Diagnostic et arsenal thérapeutique du cancer localisé de la prostate

Cancer localisé de la prostate : L’important, c’est le classement

Le diagnostic de cancer de la prostate chez un patient totalement asymptomatique, c’est le principe du dépistage, déstabilise le patient lui même, son entourage, mais également souvent son médecin traitant. Les messages scientifiques et médiatiques sont souvent polémiques et contradictoires.

Il faut rappeler que le dépistage par dosage du PSA et le toucher rectal, est un dépistage individuel et non pas de masse. Il doit être proposé en tenant compte de l’âge, entre 50 et 75 ans, et de l’espérance de vie, supérieure à 10 ans. C’est là que le suivi et la connaissance du dossier médical par le médecin référent, prennent tout leur sens : lui seul a la vision globale des comorbidités qui, si elles sont sévères, vont rendre inutiles les conséquences du dépistage, biopsies de prostate, qui sont éventuellement suivies d’une prise en charge thérapeutique.

CLASSEMENT D’AMICO

Le plus important est le classement du cancer localisé de la prostate en fonction de l’agressivité potentielle au moment du diagnostic, une classification qui va conditionner toute la prise en charge ultérieure.
Il s’agit du classement de D’Amico qui tient compte de la taille de la tumeur et de l’agressivité des cellules qui la composent :

  • risque faible : PSA < 10 ng/ml ET score de Gleason ≤ 6 ET et tumeur impalpable (T1 ou T2a)
  • risque intermédiaire : PSA entre 10 et 20 ng/ml ou score de Gleason de 7 ou stade T2b
  • risque élevé : PSA > 20 ng/ml ou score de Gleason ≥ 8 ou stade clinique T2c.

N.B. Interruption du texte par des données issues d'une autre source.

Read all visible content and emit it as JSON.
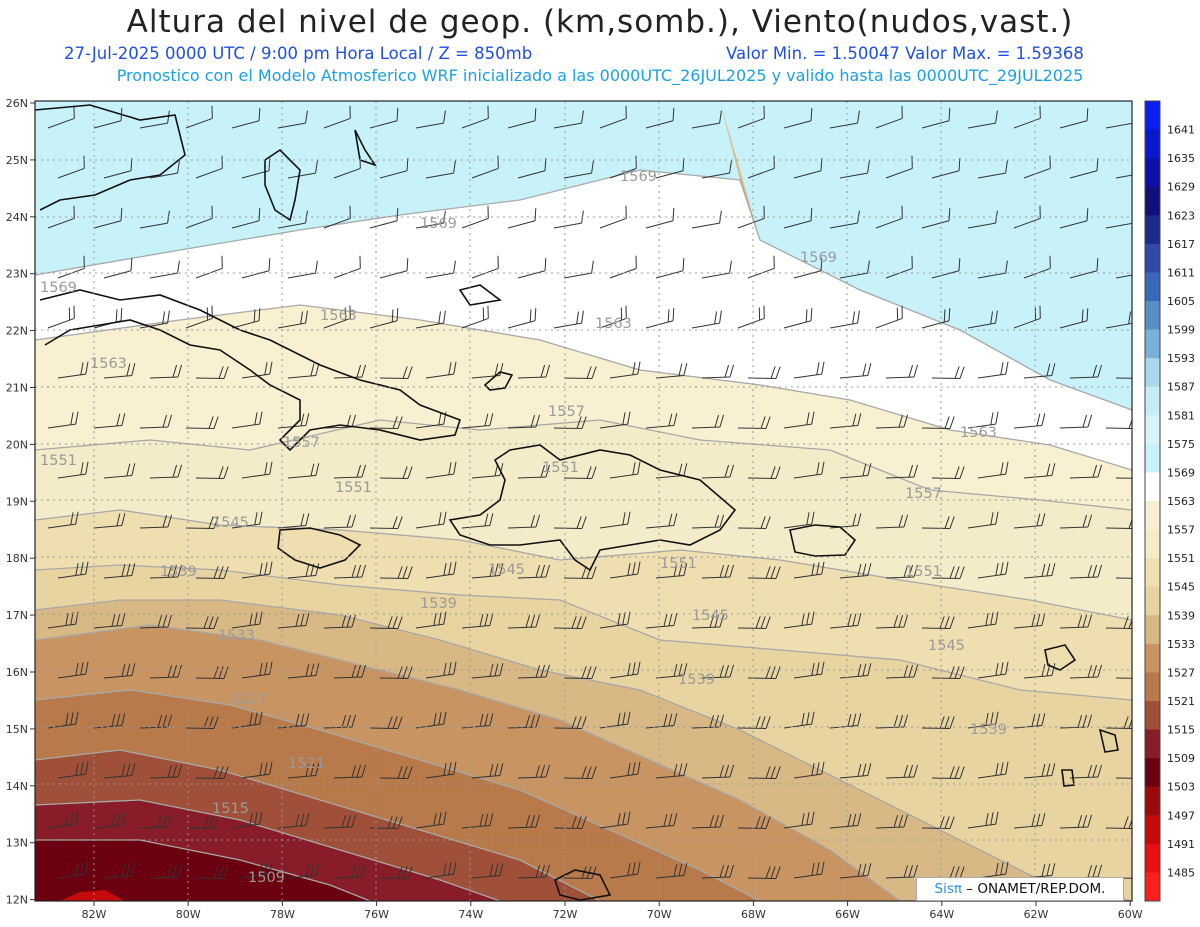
{
  "header": {
    "title": "Altura del nivel de geop. (km,somb.), Viento(nudos,vast.)",
    "date_line": "27-Jul-2025   0000 UTC / 9:00 pm Hora Local / Z = 850mb",
    "minmax_line": "Valor Min. = 1.50047   Valor Max. = 1.59368",
    "model_line": "Pronostico con el Modelo Atmosferico WRF inicializado a las 0000UTC_26JUL2025 y valido hasta las  0000UTC_29JUL2025"
  },
  "axes": {
    "lat_labels": [
      "26N",
      "25N",
      "24N",
      "23N",
      "22N",
      "21N",
      "20N",
      "19N",
      "18N",
      "17N",
      "16N",
      "15N",
      "14N",
      "13N",
      "12N"
    ],
    "lon_labels": [
      "82W",
      "80W",
      "78W",
      "76W",
      "74W",
      "72W",
      "70W",
      "68W",
      "66W",
      "64W",
      "62W",
      "60W"
    ]
  },
  "colorbar": {
    "levels": [
      "1641",
      "1635",
      "1629",
      "1623",
      "1617",
      "1611",
      "1605",
      "1599",
      "1593",
      "1587",
      "1581",
      "1575",
      "1569",
      "1563",
      "1557",
      "1551",
      "1545",
      "1539",
      "1533",
      "1527",
      "1521",
      "1515",
      "1509",
      "1503",
      "1497",
      "1491",
      "1485"
    ],
    "colors": [
      "#0a1ef0",
      "#0a18cc",
      "#0e10a8",
      "#10107a",
      "#1c2a8c",
      "#3048a8",
      "#3a68b8",
      "#5a8cc8",
      "#7ab0d8",
      "#a8d8ea",
      "#c6ecf4",
      "#d8f4f8",
      "#c8f2fa",
      "#ffffff",
      "#f8f0d0",
      "#f4ebc8",
      "#efdfb0",
      "#e8d4a0",
      "#d8b884",
      "#c89462",
      "#b87a4a",
      "#a05038",
      "#881c28",
      "#6a0010",
      "#9a0a0a",
      "#c40a0a",
      "#e81010",
      "#fa2020"
    ]
  },
  "contour_labels": [
    "1569",
    "1569",
    "1569",
    "1569",
    "1563",
    "1563",
    "1563",
    "1563",
    "1557",
    "1557",
    "1557",
    "1551",
    "1551",
    "1551",
    "1551",
    "1551",
    "1545",
    "1545",
    "1545",
    "1545",
    "1539",
    "1539",
    "1539",
    "1539",
    "1533",
    "1527",
    "1521",
    "1515",
    "1509"
  ],
  "credit": {
    "brand": "Sisπ",
    "text": " – ONAMET/REP.DOM."
  }
}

Le bilan d’extension permet de s’assurer du caractère localisé ou pas : IRM pelvienne pour les bas risques. IRM, TDM abdomino-pelvien et scintigraphie osseuse souvent pour les risques intermédiaires et les hauts risques.

ATTITUDE THERAPEUTIQUE

Le traitement sera décidé en tenant compte :

  • du patient : son espérance de vie, ses comorbidités, ses priorités : sexualité, peur du cancer, mode de vie, travail…
  • de la tumeur : agressivité, potentiel évolutif
  • des résultats de la réunion de concertation pluridisciplinaire associant urologues,oncologues, radiothérapeutes, radiologues, anatomopathologistes voire onco-gériatres.

Il faut en finir avec le mythe de la décision prise « à la va vite » dans un bureau lors de la consultation d’annonce des résultats. Les choix thérapeutiques sont souvent multiples et associent le patient, le médecin traitant et l’équipe de cancérologie.

La première option, sous certaines conditions, pour des patients sélectionnés, est l’absence de traitement qui évite le sur-traitement de patients dont la tumeur risque de ne pas amputer leur durée ou leur qualité de vie. Mais le patient n’est pas pour autant laissé à lui-même : il entre dans une « surveillance active ».

Surveillance active

La surveillance active consiste à réaliser un dosage du PSA tous les 6 mois, et des biopsies régulières pour des patients à faible risque de d’Amico, c’est à dire 1 à 2 carottes biopsiques positives, longueur tumorale < 3 mm au total.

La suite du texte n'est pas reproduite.